Eva Reiter — Noch sind wir ein Wort... [Still We Are A Word…]

Today, I engage with subtle, social processes. The fascination with the nature and motivation of our own actions as well as with the multi-layered concept of social interaction has played a significant part in my compositional work for quite some time now. This also applies to my current work Noch sind wir ein Wort…, where detailed consideration of such questions concerning “collective” and “individual” identity have led me to the rather unusual disposition of a duo of soloists in combination with a chorus of ten musicians.

In relation to the contentual setting, the chorus, in its collective role, assumes a decisive function and acts – like the chorus in the Greek theatre – with increasing authority. Time and again, individual soloist voices emerge from the chorus, but in actual fact the speaker’s collective lays claim to the dimensions of singular reality and truth. If one looks at the situation from a Nietzschean perspective, the drama’s action and its protagonists initially can only be perceived as a vision, insofar as the scene with all individual and collective activities on stage is created and constructed by the chorus – as if it were in the framework of this vision. The action can be described as the individual’s path back to the “unity of all that exists”. If one were to transfer this world of ideas on to the sounding reality of this composition, it would become clear that here, too, the very individual language of the solo instruments is made up of elements of the collective sound mass. From the moment they start to resound, they are placed in a somewhat dialectical opposition to the tutti of the chorus of instruments. The format of the solo instrument emerges from the chorus, which nevertheless – as the form and power of the collective – maintains a marked interest in re-integrating everything and in leading the way from individuation back to unity.

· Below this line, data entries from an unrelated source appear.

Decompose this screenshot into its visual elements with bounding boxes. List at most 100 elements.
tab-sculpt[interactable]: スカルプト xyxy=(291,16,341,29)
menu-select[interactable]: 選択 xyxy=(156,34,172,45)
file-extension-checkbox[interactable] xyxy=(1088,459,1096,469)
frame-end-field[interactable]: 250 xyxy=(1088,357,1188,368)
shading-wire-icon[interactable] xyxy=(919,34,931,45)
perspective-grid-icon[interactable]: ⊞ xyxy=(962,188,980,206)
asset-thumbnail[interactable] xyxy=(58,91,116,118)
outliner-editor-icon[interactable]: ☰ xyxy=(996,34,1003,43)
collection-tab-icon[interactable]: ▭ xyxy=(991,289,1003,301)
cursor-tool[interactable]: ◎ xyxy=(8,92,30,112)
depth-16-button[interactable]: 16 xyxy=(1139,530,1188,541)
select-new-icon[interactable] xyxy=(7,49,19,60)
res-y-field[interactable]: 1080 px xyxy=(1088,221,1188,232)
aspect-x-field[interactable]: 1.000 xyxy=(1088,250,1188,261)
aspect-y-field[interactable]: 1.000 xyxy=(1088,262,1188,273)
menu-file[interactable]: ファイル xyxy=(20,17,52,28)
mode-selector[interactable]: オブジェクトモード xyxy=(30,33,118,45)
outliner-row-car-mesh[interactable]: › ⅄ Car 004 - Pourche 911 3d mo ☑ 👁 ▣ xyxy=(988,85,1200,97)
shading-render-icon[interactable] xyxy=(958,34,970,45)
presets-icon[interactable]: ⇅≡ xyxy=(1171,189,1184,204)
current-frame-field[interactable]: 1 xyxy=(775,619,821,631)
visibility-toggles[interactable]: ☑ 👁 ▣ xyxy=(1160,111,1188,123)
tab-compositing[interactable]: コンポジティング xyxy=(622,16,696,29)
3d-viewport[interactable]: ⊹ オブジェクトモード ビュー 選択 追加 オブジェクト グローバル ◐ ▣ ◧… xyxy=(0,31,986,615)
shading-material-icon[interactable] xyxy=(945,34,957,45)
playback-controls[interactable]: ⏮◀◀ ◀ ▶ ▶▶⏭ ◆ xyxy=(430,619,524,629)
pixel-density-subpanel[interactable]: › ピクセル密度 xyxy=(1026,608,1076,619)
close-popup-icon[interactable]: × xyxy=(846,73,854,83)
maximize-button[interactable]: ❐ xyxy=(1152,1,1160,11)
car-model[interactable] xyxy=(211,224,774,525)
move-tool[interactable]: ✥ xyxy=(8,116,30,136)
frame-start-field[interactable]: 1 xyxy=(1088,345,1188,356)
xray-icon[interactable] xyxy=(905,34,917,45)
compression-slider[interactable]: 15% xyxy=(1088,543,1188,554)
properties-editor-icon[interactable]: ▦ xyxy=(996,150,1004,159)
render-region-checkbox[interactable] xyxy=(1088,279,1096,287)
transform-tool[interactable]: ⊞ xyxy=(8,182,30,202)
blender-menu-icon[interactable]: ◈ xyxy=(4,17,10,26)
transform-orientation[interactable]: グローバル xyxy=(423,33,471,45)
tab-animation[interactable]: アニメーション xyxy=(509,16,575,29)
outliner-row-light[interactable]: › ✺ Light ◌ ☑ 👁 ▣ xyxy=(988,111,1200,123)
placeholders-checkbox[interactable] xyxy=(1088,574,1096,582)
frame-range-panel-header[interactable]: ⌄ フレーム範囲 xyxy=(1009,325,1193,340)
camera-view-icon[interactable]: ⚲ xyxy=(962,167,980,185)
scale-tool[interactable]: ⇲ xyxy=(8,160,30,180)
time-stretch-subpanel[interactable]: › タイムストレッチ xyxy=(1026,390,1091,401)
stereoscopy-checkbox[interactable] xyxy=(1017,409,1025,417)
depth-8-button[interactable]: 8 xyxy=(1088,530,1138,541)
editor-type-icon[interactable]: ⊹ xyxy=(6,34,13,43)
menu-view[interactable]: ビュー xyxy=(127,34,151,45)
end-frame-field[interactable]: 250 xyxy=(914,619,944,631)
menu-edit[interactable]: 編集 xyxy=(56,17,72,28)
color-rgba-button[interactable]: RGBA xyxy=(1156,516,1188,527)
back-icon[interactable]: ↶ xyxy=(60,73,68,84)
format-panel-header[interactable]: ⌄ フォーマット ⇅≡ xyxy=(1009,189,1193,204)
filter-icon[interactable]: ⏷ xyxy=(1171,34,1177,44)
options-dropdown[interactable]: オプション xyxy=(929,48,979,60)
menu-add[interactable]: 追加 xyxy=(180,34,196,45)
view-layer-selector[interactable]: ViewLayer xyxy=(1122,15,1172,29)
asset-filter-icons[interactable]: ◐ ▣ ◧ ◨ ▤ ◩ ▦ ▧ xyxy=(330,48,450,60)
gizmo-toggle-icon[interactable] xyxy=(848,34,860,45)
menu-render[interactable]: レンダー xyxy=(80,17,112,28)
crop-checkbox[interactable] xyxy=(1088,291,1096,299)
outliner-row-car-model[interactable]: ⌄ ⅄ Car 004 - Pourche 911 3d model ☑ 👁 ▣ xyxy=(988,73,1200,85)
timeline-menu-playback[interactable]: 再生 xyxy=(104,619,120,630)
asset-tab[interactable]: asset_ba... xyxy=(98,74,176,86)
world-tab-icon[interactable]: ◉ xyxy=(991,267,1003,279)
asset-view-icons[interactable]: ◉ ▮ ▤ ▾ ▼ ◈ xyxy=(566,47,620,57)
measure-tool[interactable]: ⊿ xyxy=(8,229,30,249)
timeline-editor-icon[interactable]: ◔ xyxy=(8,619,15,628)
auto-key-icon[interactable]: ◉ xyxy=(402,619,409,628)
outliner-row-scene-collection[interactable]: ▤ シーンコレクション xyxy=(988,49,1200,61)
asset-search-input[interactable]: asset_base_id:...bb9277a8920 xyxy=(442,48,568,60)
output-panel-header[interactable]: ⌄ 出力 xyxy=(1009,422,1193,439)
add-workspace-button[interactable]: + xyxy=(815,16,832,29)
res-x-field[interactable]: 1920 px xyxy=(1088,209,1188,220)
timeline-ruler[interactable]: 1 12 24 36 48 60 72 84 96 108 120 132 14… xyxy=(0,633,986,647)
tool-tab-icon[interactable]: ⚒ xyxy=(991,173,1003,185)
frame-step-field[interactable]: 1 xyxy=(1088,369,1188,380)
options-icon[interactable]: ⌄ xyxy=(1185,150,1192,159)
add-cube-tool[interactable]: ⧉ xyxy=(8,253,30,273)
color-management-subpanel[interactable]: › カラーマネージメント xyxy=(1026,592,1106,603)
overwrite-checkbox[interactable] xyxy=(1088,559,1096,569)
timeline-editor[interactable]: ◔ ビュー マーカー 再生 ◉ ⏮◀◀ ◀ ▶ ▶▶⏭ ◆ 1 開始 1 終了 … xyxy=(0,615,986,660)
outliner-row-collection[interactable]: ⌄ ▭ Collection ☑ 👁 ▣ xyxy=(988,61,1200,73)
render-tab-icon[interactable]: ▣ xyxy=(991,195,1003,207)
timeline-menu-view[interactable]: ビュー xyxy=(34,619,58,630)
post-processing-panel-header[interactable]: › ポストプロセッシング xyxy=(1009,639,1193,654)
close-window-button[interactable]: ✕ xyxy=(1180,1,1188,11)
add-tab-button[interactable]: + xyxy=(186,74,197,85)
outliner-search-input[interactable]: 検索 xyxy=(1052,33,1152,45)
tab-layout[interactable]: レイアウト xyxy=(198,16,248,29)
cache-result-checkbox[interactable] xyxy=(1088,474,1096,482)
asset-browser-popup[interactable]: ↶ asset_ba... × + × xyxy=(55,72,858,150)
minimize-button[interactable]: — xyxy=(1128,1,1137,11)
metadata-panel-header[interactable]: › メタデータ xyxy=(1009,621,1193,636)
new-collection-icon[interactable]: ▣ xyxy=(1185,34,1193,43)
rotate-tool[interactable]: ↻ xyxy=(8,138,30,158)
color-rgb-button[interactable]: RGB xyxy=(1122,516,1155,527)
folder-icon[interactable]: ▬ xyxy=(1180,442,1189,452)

In this process, the transformation from language to sound and, conversely, the development of a new “sound language” in the sense of a phonemic structure, is achieved by a particular way of shaping the sound material which derives from this intensive analysis of instrumental modes of articulation. The musicians who comprise the chorus are equipped with mouthpieces of various lengths which are chromatically tuned to cover three octaves; in addition they employ diverse other implements such as Vuvuzelas, voice changers, etc., in order to express the rhetorical material.

In the beginning there is an attempt at generating the basic phonemic sound components primarily from existing syllables which are taken from various text fragments. However, the situation is reversed later on. Increasingly, the chorus imitates linguistically those parts of the material which have been developed “furthest” according to the specific instruments and in this way finds a new language.

Whether it represents the idea of the Greek chorus or the mundane situation of a collective – or, indeed, the basic constitution of an ensemble of musicians – this piece can be regarded as the result of an experiment testing individually versus collectively motivated action. In this way it reflects the tensions which shape not only subtle social interactions but also our self-conception, the notion and assessment of our own actions.